Так же, как и антитела, МКА весьма изменчивы, и в 1987 году Эдельман высказал предположение, что система адаптивного иммунитета развилась в эволюции из системы избирательной адгезии. Тут стоит добавить, что избирательная адгезия клеток наблюдается повсюду. Даже колонии бактерий имеют формы, особые для разных видов, что объясняется различием в способах их слипания. Это можно рассматривать и как простейший онтогенез, и как простейший иммунитет (распознавание родственными клетками друг друга). Тем самым иммунология, поначалу служившая эмбриологам лишь инструментом исследований, теперь сама стала их теоретической базой: всё развитие многоклеточных предстало как система смен иммунных предпочтений. Такой подход и можно назвать эмбриоиммунологией.

Всё это было красиво и занимательно, однако оставляло без ответа как минимум два вопроса. Во-первых, чем заполнить эволюционную пропасть между избирательной адгезией, которая есть у всех организмов, начиная с бактерий, и адаптивным иммунитетом, атрибутом теплокровных (звери и птицы)? Во-вторых, какую роль играют на поверхности клетки иные МКА, кроме иммуноглобулинов? Таковых веществ было открыто много. Нетрудно догадаться, что оба ответа последовали вместе.

13. Джаневей и революция в иммунологии

В 1989 году, через два года после появления гипотезы Эдельмана, американский иммунолог Чарльз Джаневей выступил со статьей, вызывающе названной «Эволюция и революция в иммунологии» [4]. Он не оспаривал блестящих достижений иммуногенетики в духе Тонегавы, он просто отметил, что иммунитет ведёт главные бои с заразой на ином фронте.
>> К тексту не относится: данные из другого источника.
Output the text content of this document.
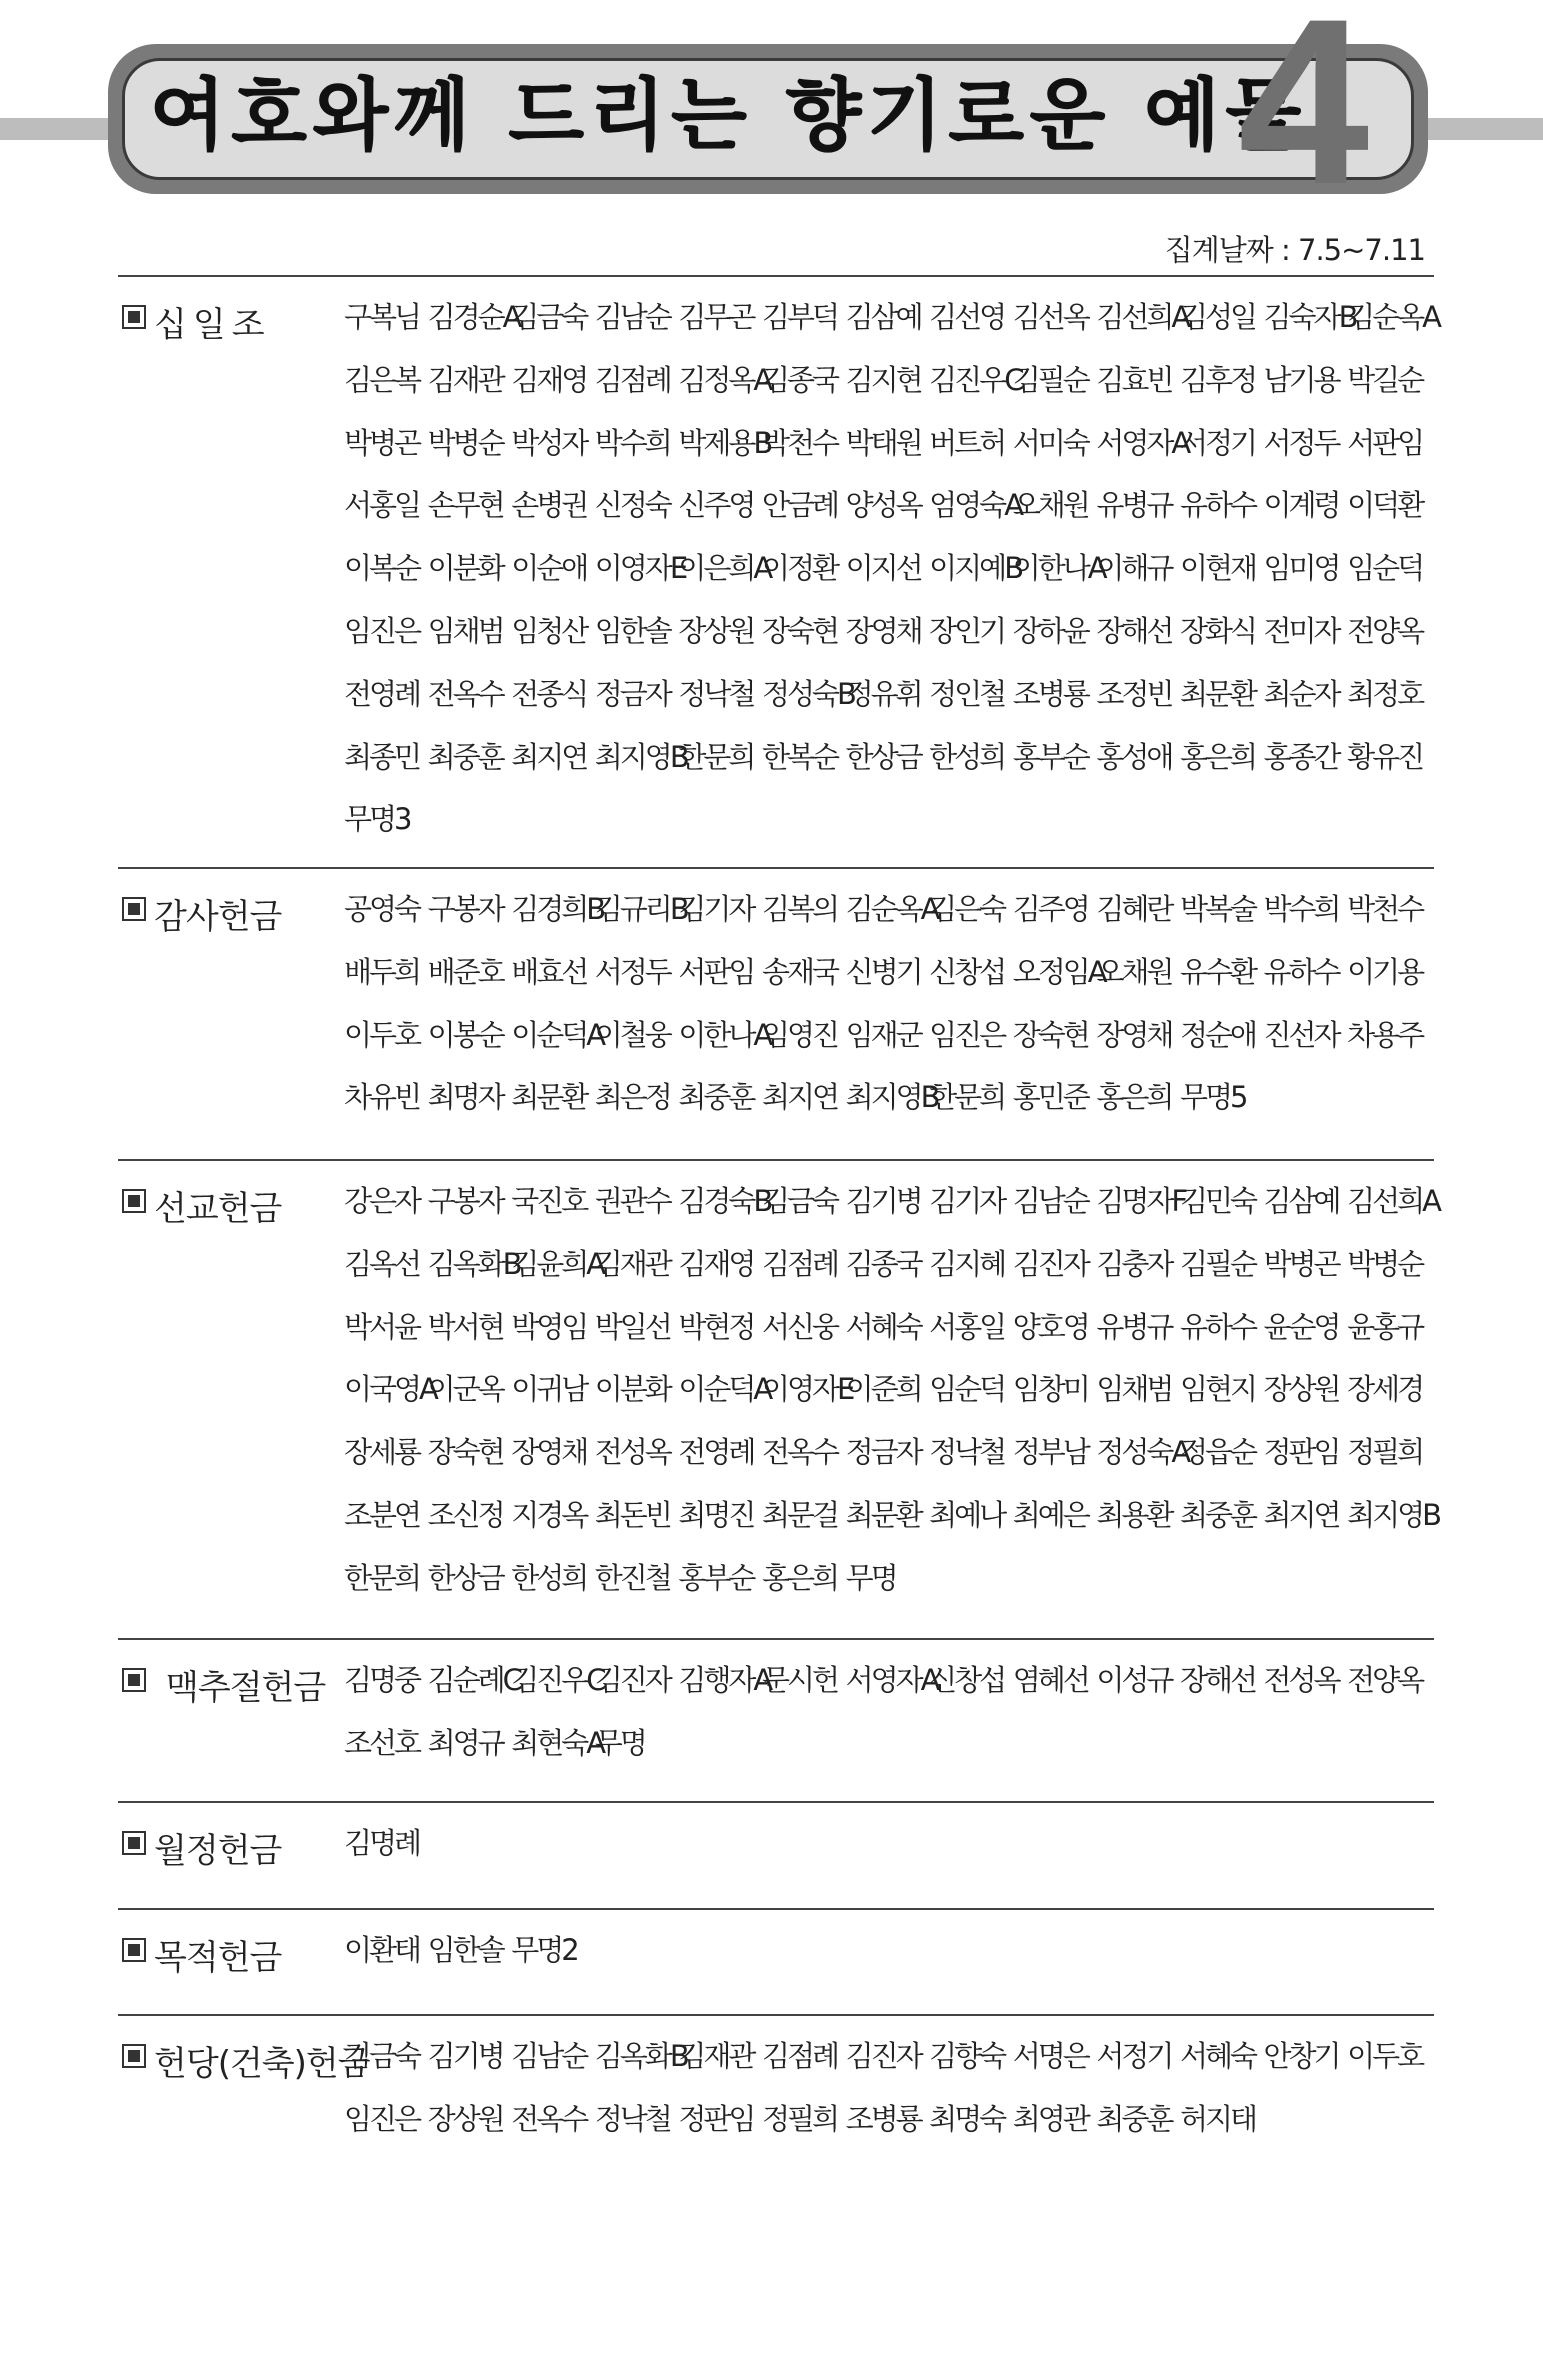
여호와께 드리는 향기로운 예물
4
집계날짜 : 7.5~7.11
십일조	구복님 김경순A
김금숙 김남순 김무곤 김부덕 김삼예 김선영 김선옥 김선희A
김성일 김숙자B
김순옥A
김은복 김재관 김재영 김점례 김정옥A
김종국 김지현 김진우C
김필순 김효빈 김후정 남기용 박길순
박병곤 박병순 박성자 박수희 박제용B
박천수 박태원 버트허 서미숙 서영자A
서정기 서정두 서판임
서홍일 손무현 손병권 신정숙 신주영 안금례 양성옥 엄영숙A
오채원 유병규 유하수 이계령 이덕환
이복순 이분화 이순애 이영자E
이은희A
이정환 이지선 이지예B
이한나A
이해규 이현재 임미영 임순덕
임진은 임채범 임청산 임한솔 장상원 장숙현 장영채 장인기 장하윤 장해선 장화식 전미자 전양옥
전영례 전옥수 전종식 정금자 정낙철 정성숙B
정유휘 정인철 조병룡 조정빈 최문환 최순자 최정호
최종민 최중훈 최지연 최지영B
한문희 한복순 한상금 한성희 홍부순 홍성애 홍은희 홍종간 황유진
무명3
감사헌금 공영숙 구봉자 김경희B
김규리B
김기자 김복의 김순옥A
김은숙 김주영 김혜란 박복술 박수희 박천수
배두희 배준호 배효선 서정두 서판임 송재국 신병기 신창섭 오정임A
오채원 유수환 유하수 이기용
이두호 이봉순 이순덕A
이철웅 이한나A
임영진 임재군 임진은 장숙현 장영채 정순애 진선자 차용주
차유빈 최명자 최문환 최은정 최중훈 최지연 최지영B
한문희 홍민준 홍은희 무명5
선교헌금 강은자 구봉자 국진호 권관수 김경숙B
김금숙 김기병 김기자 김남순 김명자F
김민숙 김삼예 김선희A
김옥선 김옥화B
김윤희A
김재관 김재영 김점례 김종국 김지혜 김진자 김충자 김필순 박병곤 박병순
박서윤 박서현 박영임 박일선 박현정 서신웅 서혜숙 서홍일 양호영 유병규 유하수 윤순영 윤홍규
이국영A
이군옥 이귀남 이분화 이순덕A
이영자E
이준희 임순덕 임창미 임채범 임현지 장상원 장세경
장세룡 장숙현 장영채 전성옥 전영례 전옥수 정금자 정낙철 정부남 정성숙A
정읍순 정판임 정필희
조분연 조신정 지경옥 최돈빈 최명진 최문걸 최문환 최예나 최예은 최용환 최중훈 최지연 최지영B
한문희 한상금 한성희 한진철 홍부순 홍은희 무명
맥추절헌금 김명중 김순례C
김진우C
김진자 김행자A
문시헌 서영자A
신창섭 염혜선 이성규 장해선 전성옥 전양옥
조선호 최영규 최현숙A
무명
월정헌금 김명례
목적헌금 이환태 임한솔 무명2
헌당(건축)헌금
김금숙 김기병 김남순 김옥화B
김재관 김점례 김진자 김향숙 서명은 서정기 서혜숙 안창기 이두호
임진은 장상원 전옥수 정낙철 정판임 정필희 조병룡 최명숙 최영관 최중훈 허지태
В самом деле, тот иммунитет, о котором мы говорили до сих пор, — приобретённый, или адаптивный, формируется, как и сам организм, в каждом поколении заново. Он есть только у теплокровных животных, тогда как с заразой успешно борются все — и животные, и растения. Этот всеобщий иммунитет является врождённым (одну его форму, общую для животных, — фагоцитоз — открыл Мечников). Врождённый иммунитет весьма эффективен, однако через сто лет после открытия он оказался почти всеми забыт. Учебники и руководства по иммунологии его едва упоминали (подчас даже именуя «доиммунными формами» сопротивляемости), а то и не поминали вовсе.
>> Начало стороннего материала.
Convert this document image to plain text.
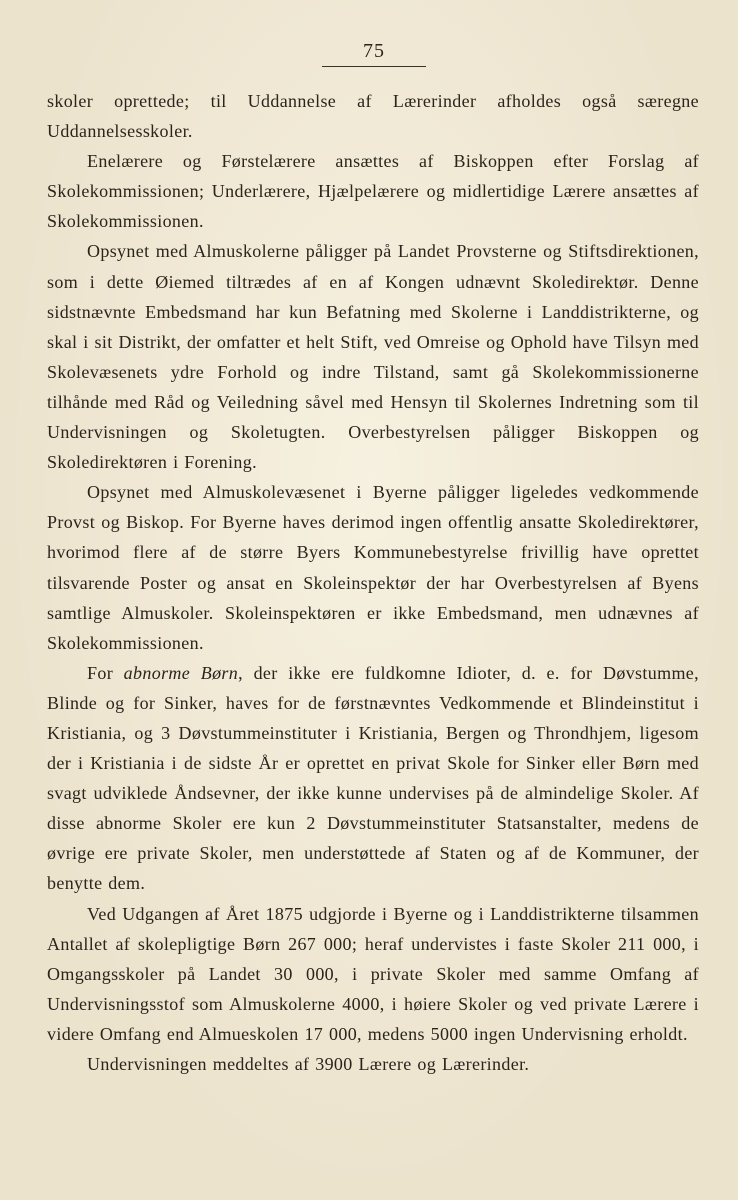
75

skoler oprettede; til Uddannelse af Lærerinder afholdes også særegne Uddannelsesskoler.

Enelærere og Førstelærere ansættes af Biskoppen efter Forslag af Skolekommissionen; Underlærere, Hjælpelærere og midlertidige Lærere ansættes af Skolekommissionen.

Opsynet med Almuskolerne påligger på Landet Provsterne og Stiftsdirektionen, som i dette Øiemed tiltrædes af en af Kongen udnævnt Skoledirektør. Denne sidstnævnte Embedsmand har kun Befatning med Skolerne i Landdistrikterne, og skal i sit Distrikt, der omfatter et helt Stift, ved Omreise og Ophold have Tilsyn med Skolevæsenets ydre Forhold og indre Tilstand, samt gå Skolekommissionerne tilhånde med Råd og Veiledning såvel med Hensyn til Skolernes Indretning som til Undervisningen og Skoletugten. Overbestyrelsen påligger Biskoppen og Skoledirektøren i Forening.

Opsynet med Almuskolevæsenet i Byerne påligger ligeledes vedkommende Provst og Biskop. For Byerne haves derimod ingen offentlig ansatte Skoledirektører, hvorimod flere af de større Byers Kommunebestyrelse frivillig have oprettet tilsvarende Poster og ansat en Skoleinspektør der har Overbestyrelsen af Byens samtlige Almuskoler. Skoleinspektøren er ikke Embedsmand, men udnævnes af Skolekommissionen.

For abnorme Børn, der ikke ere fuldkomne Idioter, d. e. for Døvstumme, Blinde og for Sinker, haves for de førstnævntes Vedkommende et Blindeinstitut i Kristiania, og 3 Døvstummeinstituter i Kristiania, Bergen og Throndhjem, ligesom der i Kristiania i de sidste År er oprettet en privat Skole for Sinker eller Børn med svagt udviklede Åndsevner, der ikke kunne undervises på de almindelige Skoler. Af disse abnorme Skoler ere kun 2 Døvstummeinstituter Statsanstalter, medens de øvrige ere private Skoler, men understøttede af Staten og af de Kommuner, der benytte dem.

Ved Udgangen af Året 1875 udgjorde i Byerne og i Landdistrikterne tilsammen Antallet af skolepligtige Børn 267 000; heraf undervistes i faste Skoler 211 000, i Omgangsskoler på Landet 30 000, i private Skoler med samme Omfang af Undervisningsstof som Almuskolerne 4000, i høiere Skoler og ved private Lærere i videre Omfang end Almueskolen 17 000, medens 5000 ingen Undervisning erholdt.

Undervisningen meddeltes af 3900 Lærere og Lærerinder.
Конечно, вдумчивые иммунологи не раз отмечали, что врождённый иммунитет отнюдь не прост и весьма важен, что он тесно связан с адаптивным и даже является основой последнего. Например: «Врождённый иммунитет… позвоночных функционирует не только самостоятельно, но также и как первая и заключительная стадия иммунитета приобретённого» [5]. Теперь, в начале нашего века, это стало ясно большинству. Замечу, что заметка Г. И. Абелева содержала в сжатом виде сводку идей и фактов, составивших вскоре интерес новейшей иммунологии.

Общность явлений врождённого иммунитета у самых разных организмов указывала на возможную общность их механизма. И вот Джаневей высказал предположение, что на поверхности клеток, ответственных за иммунную реакцию (добавлю: у любого организма), расположены «образраспознающие рецепторы» (pattern-recognition receptors — PRR), которые он назвал так потому, что они умеют различать, так сказать, не отдельные тонкости, а самую суть дела — различать классы молекул. Для этого данный PRR должен узнавать ту часть распознаваемой молекулы, которая является общей для всех молекул данного класса.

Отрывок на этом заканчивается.